44.200.217.136 - - [12/Mar/2026:17:58:17 +0000] “GET /admin HTTP/1.1” 404 11210 ”-” “Mozilla/5.0 (Macintosh; Intel Mac OS X 10_15_7) AppleWebKit/537.36 (KHTML, like Gecko) Chrome/131.0.0.0 Safari/537.36”

Ils cherchent des erreurs de configuration courantes


62.171.133.187 - - [12/Mar/2026:23:52:42 +0000] “POST /cgi-bin/.%2e/.%2e/.%2e/.%2e/.%2e/.%2e/ .%2e/.%2e/.%2e/.%2e/bin/sh HTTP/1.1” 400 4186 ”-” “libredtail-http”

62.171.133.187 - - [12/Mar/2026:23:52:42 +0000] “POST /cgi-bin/32%65/32%65/32%65/32%65/32%65/ 32%65/32%65/bin/sh HTTP/1.1” 400 4186 ”-” “libredtail-http”

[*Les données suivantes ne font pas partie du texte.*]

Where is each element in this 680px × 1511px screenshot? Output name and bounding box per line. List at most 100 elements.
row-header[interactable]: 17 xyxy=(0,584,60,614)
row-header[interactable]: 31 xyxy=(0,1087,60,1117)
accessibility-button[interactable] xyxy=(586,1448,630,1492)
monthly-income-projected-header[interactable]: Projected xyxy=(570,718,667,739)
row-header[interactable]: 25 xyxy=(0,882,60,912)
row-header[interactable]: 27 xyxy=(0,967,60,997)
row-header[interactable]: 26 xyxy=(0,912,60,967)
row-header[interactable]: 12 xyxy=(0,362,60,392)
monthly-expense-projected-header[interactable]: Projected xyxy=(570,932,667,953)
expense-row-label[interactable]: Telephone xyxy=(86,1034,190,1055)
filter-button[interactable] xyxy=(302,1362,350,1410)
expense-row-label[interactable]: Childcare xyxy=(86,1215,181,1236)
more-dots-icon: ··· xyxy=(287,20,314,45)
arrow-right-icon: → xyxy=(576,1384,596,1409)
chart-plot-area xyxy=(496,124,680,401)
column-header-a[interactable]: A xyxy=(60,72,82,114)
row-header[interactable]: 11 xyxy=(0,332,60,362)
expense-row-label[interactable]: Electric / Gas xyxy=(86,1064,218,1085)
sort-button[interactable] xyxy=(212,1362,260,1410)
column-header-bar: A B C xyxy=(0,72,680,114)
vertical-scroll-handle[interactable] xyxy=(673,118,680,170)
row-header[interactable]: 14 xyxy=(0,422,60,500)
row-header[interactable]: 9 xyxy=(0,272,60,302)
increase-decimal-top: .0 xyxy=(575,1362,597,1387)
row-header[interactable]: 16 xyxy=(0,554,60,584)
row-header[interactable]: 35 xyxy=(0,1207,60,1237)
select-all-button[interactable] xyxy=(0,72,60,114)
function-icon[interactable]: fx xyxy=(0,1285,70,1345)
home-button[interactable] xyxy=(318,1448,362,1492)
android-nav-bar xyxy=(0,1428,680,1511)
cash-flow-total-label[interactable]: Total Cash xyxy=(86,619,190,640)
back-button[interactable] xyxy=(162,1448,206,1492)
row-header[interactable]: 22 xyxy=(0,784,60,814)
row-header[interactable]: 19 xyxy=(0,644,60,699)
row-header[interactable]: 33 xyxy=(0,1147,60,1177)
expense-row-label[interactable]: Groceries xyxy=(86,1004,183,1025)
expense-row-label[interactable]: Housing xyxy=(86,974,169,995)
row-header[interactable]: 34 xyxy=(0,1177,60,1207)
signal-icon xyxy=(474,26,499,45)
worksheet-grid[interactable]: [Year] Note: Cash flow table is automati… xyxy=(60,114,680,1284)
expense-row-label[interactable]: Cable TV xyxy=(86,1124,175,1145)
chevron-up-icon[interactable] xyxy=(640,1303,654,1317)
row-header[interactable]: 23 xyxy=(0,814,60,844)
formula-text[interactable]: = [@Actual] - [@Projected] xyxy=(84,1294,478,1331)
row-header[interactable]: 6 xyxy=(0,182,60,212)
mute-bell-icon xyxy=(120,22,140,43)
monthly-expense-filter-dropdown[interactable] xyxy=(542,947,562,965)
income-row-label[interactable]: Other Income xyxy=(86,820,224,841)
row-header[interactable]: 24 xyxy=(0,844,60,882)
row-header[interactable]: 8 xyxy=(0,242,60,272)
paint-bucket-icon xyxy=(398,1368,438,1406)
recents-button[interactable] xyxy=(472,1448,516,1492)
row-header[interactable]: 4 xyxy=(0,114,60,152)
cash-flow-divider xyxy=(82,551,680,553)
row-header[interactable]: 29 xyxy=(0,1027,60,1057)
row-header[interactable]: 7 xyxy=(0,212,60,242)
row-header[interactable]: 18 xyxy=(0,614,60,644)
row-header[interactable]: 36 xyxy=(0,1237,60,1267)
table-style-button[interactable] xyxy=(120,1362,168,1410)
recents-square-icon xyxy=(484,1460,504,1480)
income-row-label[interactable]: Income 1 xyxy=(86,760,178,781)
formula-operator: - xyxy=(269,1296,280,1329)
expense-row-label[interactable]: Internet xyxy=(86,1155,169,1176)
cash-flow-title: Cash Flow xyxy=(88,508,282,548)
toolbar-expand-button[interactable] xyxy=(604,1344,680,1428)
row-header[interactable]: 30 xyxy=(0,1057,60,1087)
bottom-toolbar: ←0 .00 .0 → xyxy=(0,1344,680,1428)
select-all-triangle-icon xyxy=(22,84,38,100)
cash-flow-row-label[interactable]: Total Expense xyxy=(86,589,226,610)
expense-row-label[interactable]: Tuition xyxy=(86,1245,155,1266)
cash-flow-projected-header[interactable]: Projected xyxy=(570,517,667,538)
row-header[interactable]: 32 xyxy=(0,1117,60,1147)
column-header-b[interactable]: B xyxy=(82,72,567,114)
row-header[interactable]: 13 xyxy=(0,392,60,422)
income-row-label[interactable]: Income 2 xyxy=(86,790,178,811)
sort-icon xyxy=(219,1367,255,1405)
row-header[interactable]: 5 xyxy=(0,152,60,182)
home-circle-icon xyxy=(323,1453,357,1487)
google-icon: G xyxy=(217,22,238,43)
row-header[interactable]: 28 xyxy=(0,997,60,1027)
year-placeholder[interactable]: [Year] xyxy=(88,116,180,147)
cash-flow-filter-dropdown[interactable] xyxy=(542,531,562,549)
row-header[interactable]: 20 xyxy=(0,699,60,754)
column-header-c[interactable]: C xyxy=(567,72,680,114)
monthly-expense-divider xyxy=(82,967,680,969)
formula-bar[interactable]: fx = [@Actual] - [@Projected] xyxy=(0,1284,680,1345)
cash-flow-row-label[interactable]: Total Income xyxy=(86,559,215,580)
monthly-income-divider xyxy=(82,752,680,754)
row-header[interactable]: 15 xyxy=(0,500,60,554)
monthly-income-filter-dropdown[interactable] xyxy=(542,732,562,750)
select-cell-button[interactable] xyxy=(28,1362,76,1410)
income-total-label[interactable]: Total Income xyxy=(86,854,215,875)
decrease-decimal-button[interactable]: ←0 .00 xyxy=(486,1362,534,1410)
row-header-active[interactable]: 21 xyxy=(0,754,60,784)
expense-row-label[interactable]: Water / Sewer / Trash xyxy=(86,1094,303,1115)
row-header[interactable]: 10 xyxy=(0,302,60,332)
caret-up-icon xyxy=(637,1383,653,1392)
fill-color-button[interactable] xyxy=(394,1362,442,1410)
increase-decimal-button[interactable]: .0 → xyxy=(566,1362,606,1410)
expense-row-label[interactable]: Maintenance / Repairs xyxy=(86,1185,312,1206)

tentative d’exploitation de vulnérabilité connue (CVE)

L’attaquant tente une attaque de type “Path Traversal” ou “Remote Code Execution (RCE)” sur un répertoire cgi-bin

Il essaie d’utiliser des séquences comme .%2e/ (qui est du “point-point-slash” encodé) pour sortir du répertoire web et atteindre le fichier /bin/sh de ton système (le shell Linux).

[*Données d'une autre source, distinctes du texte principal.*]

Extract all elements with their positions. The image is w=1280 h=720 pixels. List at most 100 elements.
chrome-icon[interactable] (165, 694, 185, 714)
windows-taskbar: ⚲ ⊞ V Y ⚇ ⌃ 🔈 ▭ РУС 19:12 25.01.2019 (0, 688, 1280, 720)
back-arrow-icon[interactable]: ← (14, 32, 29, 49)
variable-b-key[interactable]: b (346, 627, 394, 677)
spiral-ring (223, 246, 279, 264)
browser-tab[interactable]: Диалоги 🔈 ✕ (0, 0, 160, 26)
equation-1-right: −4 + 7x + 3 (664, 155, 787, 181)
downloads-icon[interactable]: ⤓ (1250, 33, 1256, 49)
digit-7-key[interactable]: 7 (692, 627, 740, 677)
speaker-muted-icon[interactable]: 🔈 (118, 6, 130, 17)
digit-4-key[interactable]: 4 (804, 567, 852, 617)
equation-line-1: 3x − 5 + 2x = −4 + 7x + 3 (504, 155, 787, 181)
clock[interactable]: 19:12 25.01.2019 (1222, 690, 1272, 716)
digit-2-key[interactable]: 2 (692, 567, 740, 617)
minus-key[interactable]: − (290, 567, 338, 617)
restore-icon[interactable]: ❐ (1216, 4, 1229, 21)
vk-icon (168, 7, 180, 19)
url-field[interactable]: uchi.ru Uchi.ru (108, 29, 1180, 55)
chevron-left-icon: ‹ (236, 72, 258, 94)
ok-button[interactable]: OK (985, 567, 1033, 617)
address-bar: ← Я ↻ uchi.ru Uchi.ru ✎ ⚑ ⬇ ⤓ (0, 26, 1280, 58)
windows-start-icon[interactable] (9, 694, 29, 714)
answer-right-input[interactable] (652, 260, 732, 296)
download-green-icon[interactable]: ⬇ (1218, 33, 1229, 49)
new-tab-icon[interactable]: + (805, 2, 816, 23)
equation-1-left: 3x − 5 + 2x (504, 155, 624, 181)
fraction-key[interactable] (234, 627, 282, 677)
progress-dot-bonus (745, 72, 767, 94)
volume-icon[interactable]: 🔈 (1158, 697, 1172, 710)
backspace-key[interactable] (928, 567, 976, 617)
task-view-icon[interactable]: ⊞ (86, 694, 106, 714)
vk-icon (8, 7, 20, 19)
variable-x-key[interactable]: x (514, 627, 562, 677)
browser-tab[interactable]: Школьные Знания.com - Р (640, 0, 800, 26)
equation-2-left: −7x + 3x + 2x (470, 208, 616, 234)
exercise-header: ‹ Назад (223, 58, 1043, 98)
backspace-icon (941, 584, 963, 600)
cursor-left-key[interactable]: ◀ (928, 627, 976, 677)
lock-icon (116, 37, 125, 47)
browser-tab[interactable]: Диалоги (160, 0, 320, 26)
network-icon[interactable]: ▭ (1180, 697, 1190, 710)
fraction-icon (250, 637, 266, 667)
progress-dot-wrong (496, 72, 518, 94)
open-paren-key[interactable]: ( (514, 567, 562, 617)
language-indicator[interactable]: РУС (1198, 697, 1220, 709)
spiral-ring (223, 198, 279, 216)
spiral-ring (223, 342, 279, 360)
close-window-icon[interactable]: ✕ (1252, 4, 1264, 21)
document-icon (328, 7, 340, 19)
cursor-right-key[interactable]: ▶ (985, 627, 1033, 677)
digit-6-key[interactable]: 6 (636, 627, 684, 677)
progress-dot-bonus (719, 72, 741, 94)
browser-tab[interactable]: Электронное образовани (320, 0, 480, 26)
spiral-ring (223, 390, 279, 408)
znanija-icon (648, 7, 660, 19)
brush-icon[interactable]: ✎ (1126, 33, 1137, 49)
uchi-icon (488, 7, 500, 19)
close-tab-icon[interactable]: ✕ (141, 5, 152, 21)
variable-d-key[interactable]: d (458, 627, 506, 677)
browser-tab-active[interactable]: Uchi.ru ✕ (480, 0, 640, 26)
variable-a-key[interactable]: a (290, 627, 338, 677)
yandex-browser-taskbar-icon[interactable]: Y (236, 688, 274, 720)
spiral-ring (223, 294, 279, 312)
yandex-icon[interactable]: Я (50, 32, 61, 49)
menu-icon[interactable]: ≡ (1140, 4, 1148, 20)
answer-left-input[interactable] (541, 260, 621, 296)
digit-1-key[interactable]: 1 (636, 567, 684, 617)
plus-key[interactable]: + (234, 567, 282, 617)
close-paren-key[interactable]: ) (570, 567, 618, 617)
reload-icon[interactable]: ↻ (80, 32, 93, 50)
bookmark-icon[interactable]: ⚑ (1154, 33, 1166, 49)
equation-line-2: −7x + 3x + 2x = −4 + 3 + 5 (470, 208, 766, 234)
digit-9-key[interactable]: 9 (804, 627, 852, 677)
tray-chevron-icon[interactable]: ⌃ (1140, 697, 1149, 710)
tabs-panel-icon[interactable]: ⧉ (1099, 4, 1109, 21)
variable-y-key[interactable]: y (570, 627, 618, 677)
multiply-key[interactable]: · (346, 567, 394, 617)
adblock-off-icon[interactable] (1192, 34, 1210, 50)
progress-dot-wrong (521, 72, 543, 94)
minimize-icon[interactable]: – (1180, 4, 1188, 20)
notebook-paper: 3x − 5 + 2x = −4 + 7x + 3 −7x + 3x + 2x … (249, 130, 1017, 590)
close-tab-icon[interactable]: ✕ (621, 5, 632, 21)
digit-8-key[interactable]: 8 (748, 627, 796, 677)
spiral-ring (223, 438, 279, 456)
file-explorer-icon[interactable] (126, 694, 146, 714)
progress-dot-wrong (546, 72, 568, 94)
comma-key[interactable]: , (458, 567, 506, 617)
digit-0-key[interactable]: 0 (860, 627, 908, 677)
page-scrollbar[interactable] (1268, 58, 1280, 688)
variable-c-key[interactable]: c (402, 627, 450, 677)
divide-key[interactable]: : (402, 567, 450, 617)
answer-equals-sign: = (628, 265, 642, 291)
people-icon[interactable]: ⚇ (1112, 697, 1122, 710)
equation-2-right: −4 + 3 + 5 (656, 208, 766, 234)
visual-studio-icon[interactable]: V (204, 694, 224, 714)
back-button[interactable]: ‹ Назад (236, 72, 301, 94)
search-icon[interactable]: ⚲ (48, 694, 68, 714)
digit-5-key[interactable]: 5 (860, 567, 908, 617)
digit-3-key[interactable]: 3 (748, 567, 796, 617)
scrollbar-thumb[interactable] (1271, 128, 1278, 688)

S’il réussissait, il pourrait exécuter des commandes système à distance


74.243.251.125 - - [12/Mar/2026:23:46:11 +0000] “GET /wp-content/plugins/hellopress/wp_filemanager.php HTTP/1.1” 403 449 ”-” ”-”

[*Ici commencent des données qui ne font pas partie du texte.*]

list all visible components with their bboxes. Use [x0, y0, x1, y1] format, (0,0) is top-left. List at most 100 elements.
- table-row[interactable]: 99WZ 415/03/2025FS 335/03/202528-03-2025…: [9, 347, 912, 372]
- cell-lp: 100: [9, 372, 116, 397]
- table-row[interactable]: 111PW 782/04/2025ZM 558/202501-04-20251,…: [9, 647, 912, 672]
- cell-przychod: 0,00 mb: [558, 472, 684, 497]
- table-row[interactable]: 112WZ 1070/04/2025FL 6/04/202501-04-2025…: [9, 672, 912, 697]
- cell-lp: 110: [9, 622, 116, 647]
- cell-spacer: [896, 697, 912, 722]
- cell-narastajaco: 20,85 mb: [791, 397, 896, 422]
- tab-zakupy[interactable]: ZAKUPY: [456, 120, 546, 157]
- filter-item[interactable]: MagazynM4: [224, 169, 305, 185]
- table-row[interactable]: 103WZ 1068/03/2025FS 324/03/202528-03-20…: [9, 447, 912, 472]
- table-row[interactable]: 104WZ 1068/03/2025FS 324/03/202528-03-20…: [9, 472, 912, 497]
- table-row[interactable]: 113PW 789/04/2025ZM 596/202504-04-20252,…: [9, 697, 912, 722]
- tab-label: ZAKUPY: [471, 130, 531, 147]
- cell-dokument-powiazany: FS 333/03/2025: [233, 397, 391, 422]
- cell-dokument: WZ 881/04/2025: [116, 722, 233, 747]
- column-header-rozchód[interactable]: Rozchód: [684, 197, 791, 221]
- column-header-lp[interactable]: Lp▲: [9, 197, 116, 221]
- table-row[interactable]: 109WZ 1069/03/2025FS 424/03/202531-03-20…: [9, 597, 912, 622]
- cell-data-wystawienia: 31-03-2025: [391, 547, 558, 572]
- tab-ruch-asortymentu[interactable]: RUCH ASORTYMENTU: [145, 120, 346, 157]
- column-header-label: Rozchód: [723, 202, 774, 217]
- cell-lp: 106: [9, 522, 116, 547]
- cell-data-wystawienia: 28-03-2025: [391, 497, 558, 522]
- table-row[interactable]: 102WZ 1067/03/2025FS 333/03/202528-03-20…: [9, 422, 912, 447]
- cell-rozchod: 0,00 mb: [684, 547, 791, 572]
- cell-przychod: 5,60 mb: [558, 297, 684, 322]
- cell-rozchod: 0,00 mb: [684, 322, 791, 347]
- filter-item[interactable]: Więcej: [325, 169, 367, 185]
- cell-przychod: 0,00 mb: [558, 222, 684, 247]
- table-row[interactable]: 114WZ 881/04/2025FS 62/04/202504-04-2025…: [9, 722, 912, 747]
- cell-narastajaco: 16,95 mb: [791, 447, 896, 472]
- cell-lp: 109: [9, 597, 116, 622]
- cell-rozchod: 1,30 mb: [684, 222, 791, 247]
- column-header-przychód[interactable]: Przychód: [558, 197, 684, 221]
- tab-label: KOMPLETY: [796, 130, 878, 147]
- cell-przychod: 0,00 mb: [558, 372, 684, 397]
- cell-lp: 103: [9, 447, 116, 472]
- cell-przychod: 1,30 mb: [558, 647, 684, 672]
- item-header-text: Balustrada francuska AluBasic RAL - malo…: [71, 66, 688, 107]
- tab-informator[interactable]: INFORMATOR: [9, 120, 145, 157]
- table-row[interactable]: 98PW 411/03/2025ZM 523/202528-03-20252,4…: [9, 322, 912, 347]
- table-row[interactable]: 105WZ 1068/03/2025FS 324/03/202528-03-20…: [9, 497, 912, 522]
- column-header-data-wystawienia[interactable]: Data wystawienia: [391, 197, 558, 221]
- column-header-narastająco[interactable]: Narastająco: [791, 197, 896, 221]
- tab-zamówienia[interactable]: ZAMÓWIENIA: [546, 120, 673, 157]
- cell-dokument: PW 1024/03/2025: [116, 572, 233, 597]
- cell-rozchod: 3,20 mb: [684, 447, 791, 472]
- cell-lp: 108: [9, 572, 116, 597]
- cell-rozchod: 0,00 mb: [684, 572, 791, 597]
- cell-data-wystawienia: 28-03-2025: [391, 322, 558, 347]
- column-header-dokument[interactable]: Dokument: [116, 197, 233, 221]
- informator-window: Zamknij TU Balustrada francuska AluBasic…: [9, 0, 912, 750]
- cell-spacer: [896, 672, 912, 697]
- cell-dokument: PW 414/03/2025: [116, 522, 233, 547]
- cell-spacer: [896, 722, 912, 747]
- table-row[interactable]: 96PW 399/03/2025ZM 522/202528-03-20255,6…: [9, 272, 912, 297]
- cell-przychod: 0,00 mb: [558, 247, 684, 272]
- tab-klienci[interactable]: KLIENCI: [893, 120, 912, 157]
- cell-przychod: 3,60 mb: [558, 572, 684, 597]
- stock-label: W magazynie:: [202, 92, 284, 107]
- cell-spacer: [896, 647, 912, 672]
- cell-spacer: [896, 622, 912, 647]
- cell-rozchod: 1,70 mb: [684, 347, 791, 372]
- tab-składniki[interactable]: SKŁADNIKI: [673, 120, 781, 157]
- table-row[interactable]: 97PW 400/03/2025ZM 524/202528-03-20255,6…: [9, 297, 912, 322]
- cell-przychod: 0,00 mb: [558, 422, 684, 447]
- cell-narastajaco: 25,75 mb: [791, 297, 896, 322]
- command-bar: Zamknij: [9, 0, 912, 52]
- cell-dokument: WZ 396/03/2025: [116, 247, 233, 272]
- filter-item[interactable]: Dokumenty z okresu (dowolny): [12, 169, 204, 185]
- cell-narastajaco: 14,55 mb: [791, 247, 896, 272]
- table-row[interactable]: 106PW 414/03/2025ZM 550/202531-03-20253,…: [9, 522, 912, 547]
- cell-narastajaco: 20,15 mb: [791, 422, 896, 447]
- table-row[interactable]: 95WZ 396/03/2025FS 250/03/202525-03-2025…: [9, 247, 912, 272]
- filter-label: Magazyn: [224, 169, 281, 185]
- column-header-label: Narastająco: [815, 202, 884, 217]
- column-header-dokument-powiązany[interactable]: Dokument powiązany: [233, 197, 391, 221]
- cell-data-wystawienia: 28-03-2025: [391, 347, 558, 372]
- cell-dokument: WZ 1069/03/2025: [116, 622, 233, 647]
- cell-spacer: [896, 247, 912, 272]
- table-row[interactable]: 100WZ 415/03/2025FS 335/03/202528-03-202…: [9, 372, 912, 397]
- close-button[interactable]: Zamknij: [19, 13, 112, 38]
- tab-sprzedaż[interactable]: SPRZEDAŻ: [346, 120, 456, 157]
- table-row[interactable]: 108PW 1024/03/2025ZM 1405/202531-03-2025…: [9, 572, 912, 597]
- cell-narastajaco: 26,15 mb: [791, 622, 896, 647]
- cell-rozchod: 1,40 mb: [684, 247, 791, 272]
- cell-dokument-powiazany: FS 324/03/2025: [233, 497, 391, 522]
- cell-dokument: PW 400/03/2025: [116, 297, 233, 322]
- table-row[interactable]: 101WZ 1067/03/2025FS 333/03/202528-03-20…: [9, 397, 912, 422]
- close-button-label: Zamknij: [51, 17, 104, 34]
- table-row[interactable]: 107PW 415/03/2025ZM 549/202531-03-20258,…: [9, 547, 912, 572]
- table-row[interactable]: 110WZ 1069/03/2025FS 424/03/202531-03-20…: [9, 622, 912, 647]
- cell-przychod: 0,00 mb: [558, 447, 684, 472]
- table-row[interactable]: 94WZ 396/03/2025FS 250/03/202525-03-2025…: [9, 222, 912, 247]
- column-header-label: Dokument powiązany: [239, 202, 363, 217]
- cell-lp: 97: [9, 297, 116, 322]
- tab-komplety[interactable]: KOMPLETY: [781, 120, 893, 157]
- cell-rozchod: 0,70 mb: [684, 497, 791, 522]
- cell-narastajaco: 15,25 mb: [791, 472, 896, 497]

74.243.251.125 - - [12/Mar/2026:23:46:12 +0000] “GET /ws81.php HTTP/1.1” 403 449 ”-” ”-”

74.243.251.125 - - [12/Mar/2026:23:46:12 +0000] “GET /hnikt.php HTTP/1.1” 403 449 ”-” ”-”

74.243.251.125 - - [12/Mar/2026:23:46:12 +0000] “GET /awh.php HTTP/1.1” 403 449 ”-” ”-”


74.243.251.125 - - [12/Mar/2026:23:46:12 +0000] “GET /js.php HTTP/1.1” 403 449 ”-” ”-”

74.243.251.125 - - [12/Mar/2026:23:46:12 +0000] “GET /34.php HTTP/1.1” 403 449 ”-” ”-”

Il essaie d’exploiter des vulnérabilités connues dans des extensions WordPress (wp-content/plugins/…) ou de chercher des fichiers de porte dérobée (backdoor) souvent utilisés lors d’anciennes attaques (les fichiers .php nommés au hasard comme gu.php, rafa.php, etc.)


Quelques recommandations


  • Ne jamais lancé une application en tant que root (sudo).
  • Il faut créer un utilisateur avec des droits restreints qui lancera l’appli.
  • fermer les ports non utilisés via le pare-feu.
  • changer le port ssh par défaut.
  • Utiliser une clé ssh pour se connecter au serveur.